Most of Alzheimer Patients Are Women: Study Probes Reasons
More than five million Americans live with Alzheimer’s dementia. Nearly two-thirds are women. And scientists have spent years trying to figure out why. Turns out – women develop brain changes associated with Alzheimer’s disease earlier than men, according to a study published in Neurology.
Researchers from Weill Cornell Medicine recruited 121 participants (85 women and 36 men), between the ages 40 and 65 with normal brain function. Participants underwent an extensive intake process plus clinical and neuropsychological examinations, laboratory tests and various brain scans.
After collecting data, researchers assessed specific risk factors -- age, education level, APOE status, family history, depression, diabetes, high cholesterol, thyroid disease, post-menopause, smoking, diet, exercise and intellectual activity -- and used them to compare Alzheimer’s disease biomarkers between men and women and to identify risk factors associated with gender-related differences.
Results suggested that middle aged women had 30 percent more Alzheimer’s-related brain plaque compared to middle aged men. Women also had 22 percent less energy in the brain, but 11 percent more brain shrinkage. Researchers attributed the differences to waning estrogen and progesterone levels associated with menopause.
“This is a small study, but its results echo other studies,” says Bernard Kaminetsky, MD, medical director, MDVIP.
At the 2019 Alzheimer’s Association International Conference in Los Angeles, researchers from Vanderbilt University, University of California, San Diego (UCSD) and University of Miami (UM) presented related studies.
Vanderbilt’s study looked at the differences in how tau, a protein that forms tangles that destroy nerve cells, spreads in the brain. They found women with mild impairment had wider spread networks of tau compared to men, suggesting more areas of the brain were affected.
The UCSD study questioned why women tend to have better verbal memory skills (i.e., recalling words and lists) than men, even while showing signs of early to moderate Alzheimer’s disease. After scanning more than 1,000 brains of elderly adults, they found that women’s brains were more efficient at using sugar -- its main energy source – compared to men. Researchers think this efficiency helps women compensate for, as well as mask, the toll dementia takes on their brains. The results also suggest that women are less likely to be diagnosed with Alzheimer’s disease based on verbal skills tests.

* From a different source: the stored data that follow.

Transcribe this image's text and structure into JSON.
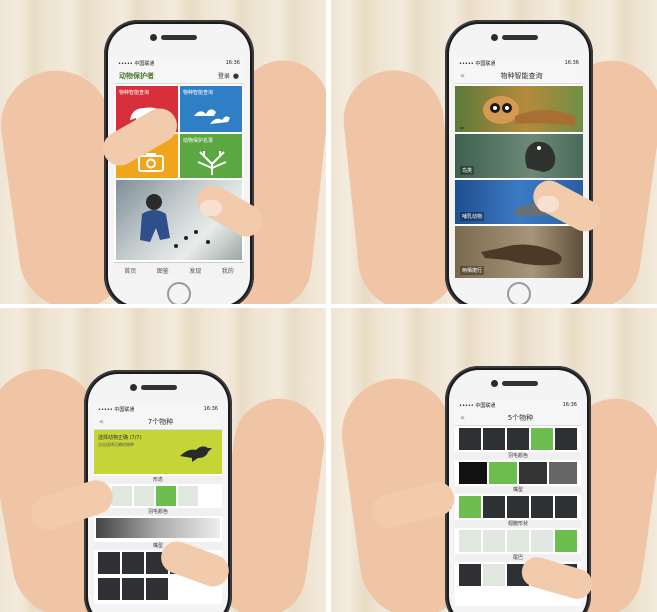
{
  "screens": {
    "home": {
      "status_left": "••••• 中国联通",
      "status_time": "16:36",
      "app_title": "动物保护者",
      "login_label": "登录",
      "tiles": [
        {
          "label": "物种智能查询",
          "color": "#d7303c",
          "icon": "bear-icon"
        },
        {
          "label": "物种智能查询",
          "color": "#2f7fc7",
          "icon": "birds-icon"
        },
        {
          "label": "",
          "color": "#f0a51c",
          "icon": "camera-icon"
        },
        {
          "label": "动物保护名录",
          "color": "#5ba742",
          "icon": "coral-icon"
        }
      ],
      "tabs": [
        "首页",
        "图鉴",
        "发现",
        "我的",
        ""
      ]
    },
    "species": {
      "status_left": "••••• 中国联通",
      "status_time": "16:36",
      "title": "物种智能查询",
      "rows": [
        {
          "label": "",
          "color": "#c47b2a"
        },
        {
          "label": "鸟类",
          "color": "#4b6a5b"
        },
        {
          "label": "哺乳动物",
          "color": "#2f6fb0"
        },
        {
          "label": "两栖爬行",
          "color": "#6d5a3e"
        }
      ]
    },
    "quiz": {
      "status_left": "••••• 中国联通",
      "status_time": "16:36",
      "title": "7个物种",
      "banner_title": "选择动物正确 (7/7)",
      "banner_sub": "点击选择正确的物种",
      "section_1": "形态",
      "section_2": "羽毛颜色",
      "section_3": "嘴型"
    },
    "result": {
      "status_left": "••••• 中国联通",
      "status_time": "16:36",
      "title": "5个物种",
      "section_1": "羽毛颜色",
      "section_2": "嘴型",
      "section_3": "翅膀形状",
      "section_4": "尾巴"
    }
  },
  "colors": {
    "leaf_green": "#c5d437",
    "accent_green": "#6cbf4e",
    "phone_black": "#1b1b1d",
    "skin": "#efc5a6"
  }
}
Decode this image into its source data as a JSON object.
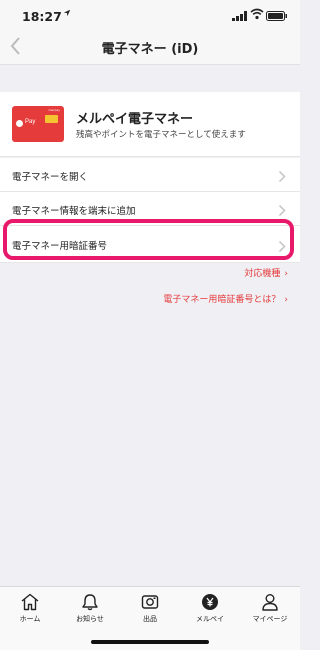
{
  "status_bar": {
    "time": "18:27",
    "location_arrow": "location-arrow-icon"
  },
  "nav": {
    "title": "電子マネー (iD)",
    "back_icon": "chevron-left-icon"
  },
  "card": {
    "brand_text": "merpay",
    "pay_text": "Pay",
    "title": "メルペイ電子マネー",
    "description": "残高やポイントを電子マネーとして使えます"
  },
  "menu": {
    "items": [
      {
        "label": "電子マネーを開く"
      },
      {
        "label": "電子マネー情報を端末に追加"
      },
      {
        "label": "電子マネー用暗証番号"
      }
    ]
  },
  "links": {
    "supported_devices": "対応機種",
    "pin_about": "電子マネー用暗証番号とは？",
    "arrow": "›"
  },
  "tabbar": {
    "items": [
      {
        "label": "ホーム",
        "icon": "home-icon"
      },
      {
        "label": "お知らせ",
        "icon": "bell-icon"
      },
      {
        "label": "出品",
        "icon": "camera-icon"
      },
      {
        "label": "メルペイ",
        "icon": "yen-icon"
      },
      {
        "label": "マイページ",
        "icon": "person-icon"
      }
    ]
  },
  "colors": {
    "accent": "#e53b3b",
    "highlight": "#e8196a",
    "background": "#efeff4"
  }
}
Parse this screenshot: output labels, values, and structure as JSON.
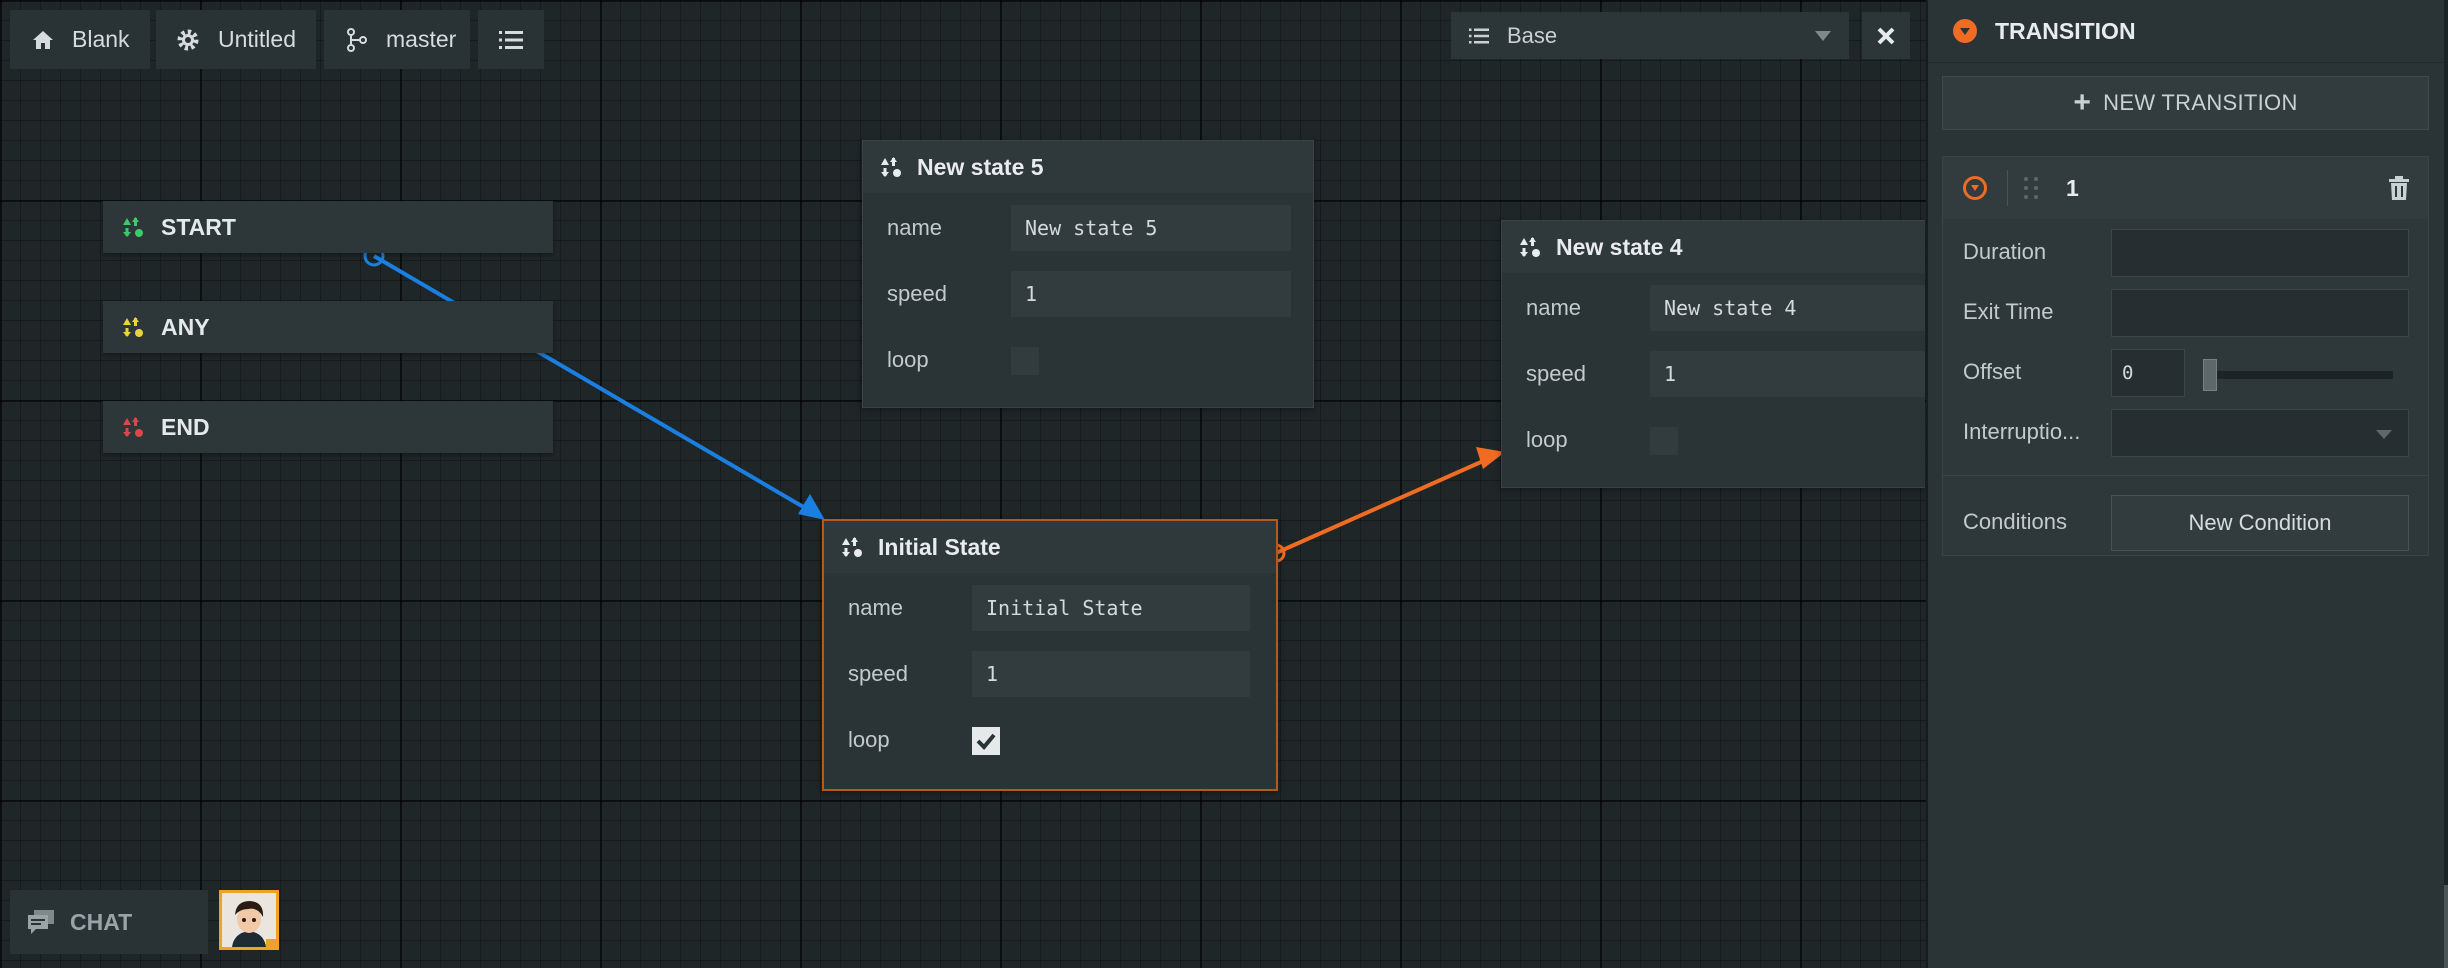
{
  "toolbar": {
    "home_label": "Blank",
    "project_label": "Untitled",
    "branch_label": "master",
    "layer_select": "Base"
  },
  "entry_nodes": {
    "start": "START",
    "any": "ANY",
    "end": "END"
  },
  "states": {
    "new_state_5": {
      "title": "New state 5",
      "name_label": "name",
      "name_value": "New state 5",
      "speed_label": "speed",
      "speed_value": "1",
      "loop_label": "loop",
      "loop_checked": false
    },
    "new_state_4": {
      "title": "New state 4",
      "name_label": "name",
      "name_value": "New state 4",
      "speed_label": "speed",
      "speed_value": "1",
      "loop_label": "loop",
      "loop_checked": false
    },
    "initial_state": {
      "title": "Initial State",
      "name_label": "name",
      "name_value": "Initial State",
      "speed_label": "speed",
      "speed_value": "1",
      "loop_label": "loop",
      "loop_checked": true
    }
  },
  "chat": {
    "label": "CHAT"
  },
  "panel": {
    "title": "TRANSITION",
    "new_transition_label": "NEW TRANSITION",
    "transition": {
      "index": "1",
      "duration_label": "Duration",
      "duration_value": "",
      "exit_time_label": "Exit Time",
      "exit_time_value": "",
      "offset_label": "Offset",
      "offset_value": "0",
      "interruption_label": "Interruptio...",
      "interruption_value": "",
      "conditions_label": "Conditions",
      "new_condition_label": "New Condition"
    }
  },
  "colors": {
    "start_green": "#3ec96a",
    "any_yellow": "#e8d33a",
    "end_red": "#d94848",
    "accent_orange": "#ef6c22",
    "edge_blue": "#1a7fe0"
  }
}
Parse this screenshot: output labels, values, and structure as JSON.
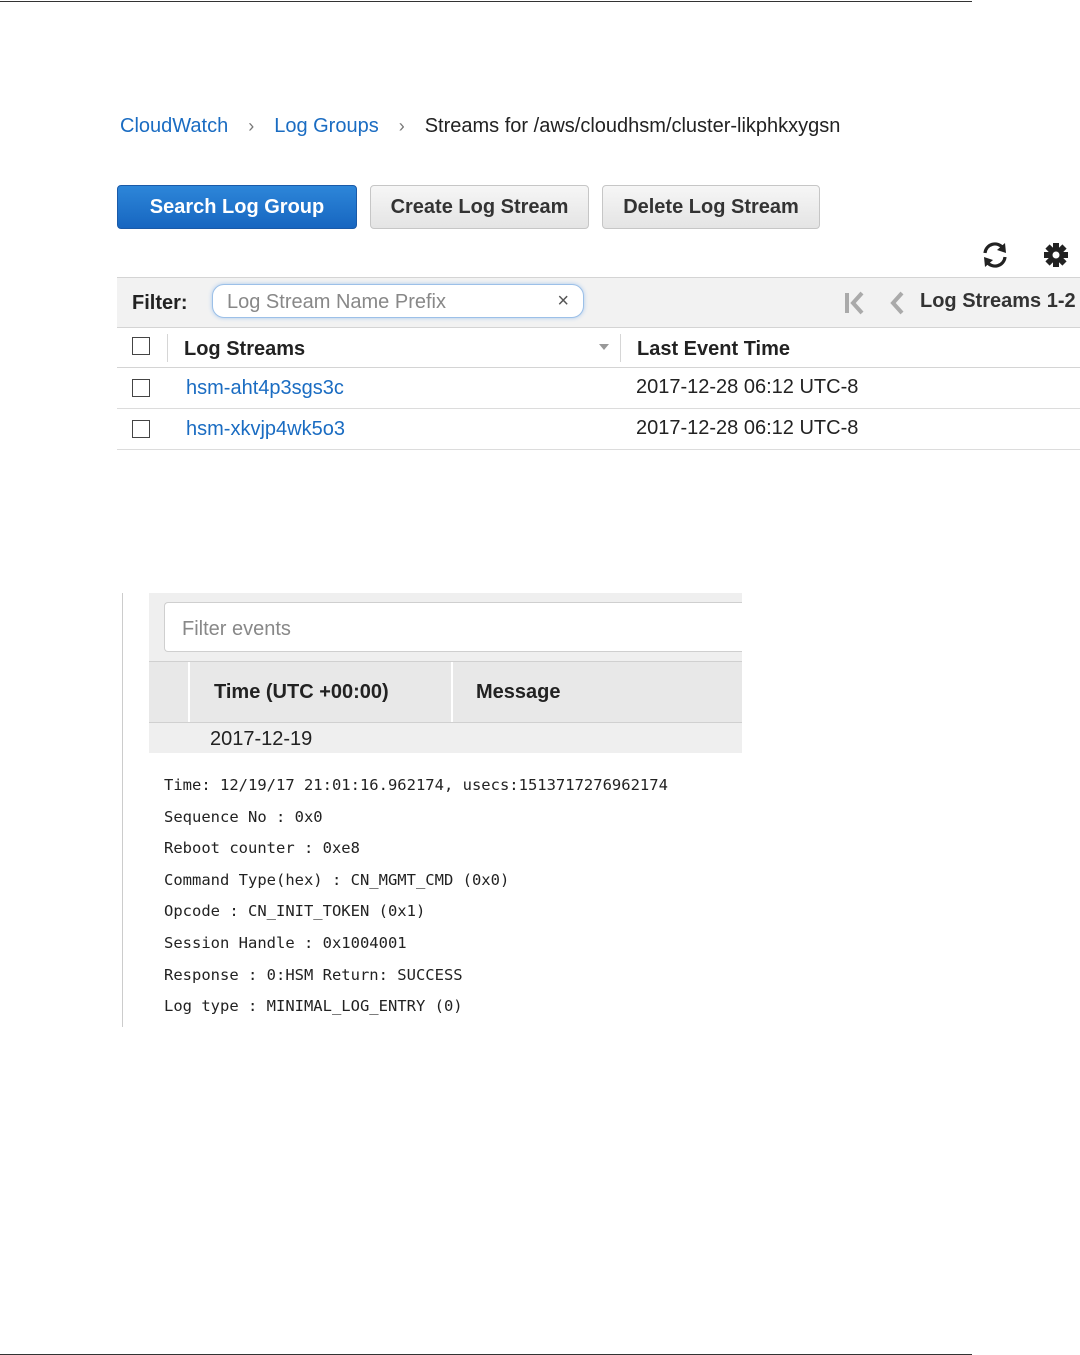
{
  "breadcrumb": {
    "items": [
      "CloudWatch",
      "Log Groups"
    ],
    "current": "Streams for /aws/cloudhsm/cluster-likphkxygsn",
    "separator": "›"
  },
  "toolbar": {
    "search_label": "Search Log Group",
    "create_label": "Create Log Stream",
    "delete_label": "Delete Log Stream",
    "refresh_icon": "refresh-icon",
    "settings_icon": "gear-icon"
  },
  "filter": {
    "label": "Filter:",
    "placeholder": "Log Stream Name Prefix",
    "clear": "×",
    "pager_text": "Log Streams 1-2"
  },
  "table": {
    "headers": [
      "Log Streams",
      "Last Event Time"
    ],
    "rows": [
      {
        "name": "hsm-aht4p3sgs3c",
        "time": "2017-12-28 06:12 UTC-8"
      },
      {
        "name": "hsm-xkvjp4wk5o3",
        "time": "2017-12-28 06:12 UTC-8"
      }
    ]
  },
  "events": {
    "placeholder": "Filter events",
    "headers": [
      "Time (UTC +00:00)",
      "Message"
    ],
    "date": "2017-12-19",
    "lines": [
      "Time: 12/19/17 21:01:16.962174, usecs:1513717276962174",
      "Sequence No : 0x0",
      "Reboot counter : 0xe8",
      "Command Type(hex) : CN_MGMT_CMD (0x0)",
      "Opcode : CN_INIT_TOKEN (0x1)",
      "Session Handle : 0x1004001",
      "Response : 0:HSM Return: SUCCESS",
      "Log type : MINIMAL_LOG_ENTRY (0)"
    ]
  },
  "colors": {
    "link": "#1a6cc2",
    "primary_button": "#1f74cc",
    "bar_background": "#f2f2f2"
  }
}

And a UM study analyzed genes of 30,000 people — half with Alzheimer’s, half without. Researchers identified four genes that appear to have a gender-related disease risk. One gene seems to raise the risk in women, the other three in men. At this point, researchers don’t understand a lot about these genes, other than some appear connected to the immune system. The National Institute on Aging has awarded UM with grant money to expand the study to worldwide and include 100,000 people.
“Although more research is necessary, it would not surprise me if diagnostic testing for dementia became gender specific and if scientists began studying safer hormonal replacement therapies for women,” says Kaminetsky. “Some experts are already suggesting that physicians should begin conversing with women about reducing their risk for dementia as soon as they hit middle-age, as opposed to waiting until they are elderly. But regardless of your age and gender, you can always talk to your doctor about making lifestyle changes that can help lower your risk of dementia such as eating healthier, quitting smoking, limiting alcohol consumption, getting adequate sleep, adding exercise into your routine and controlling chronic conditions.”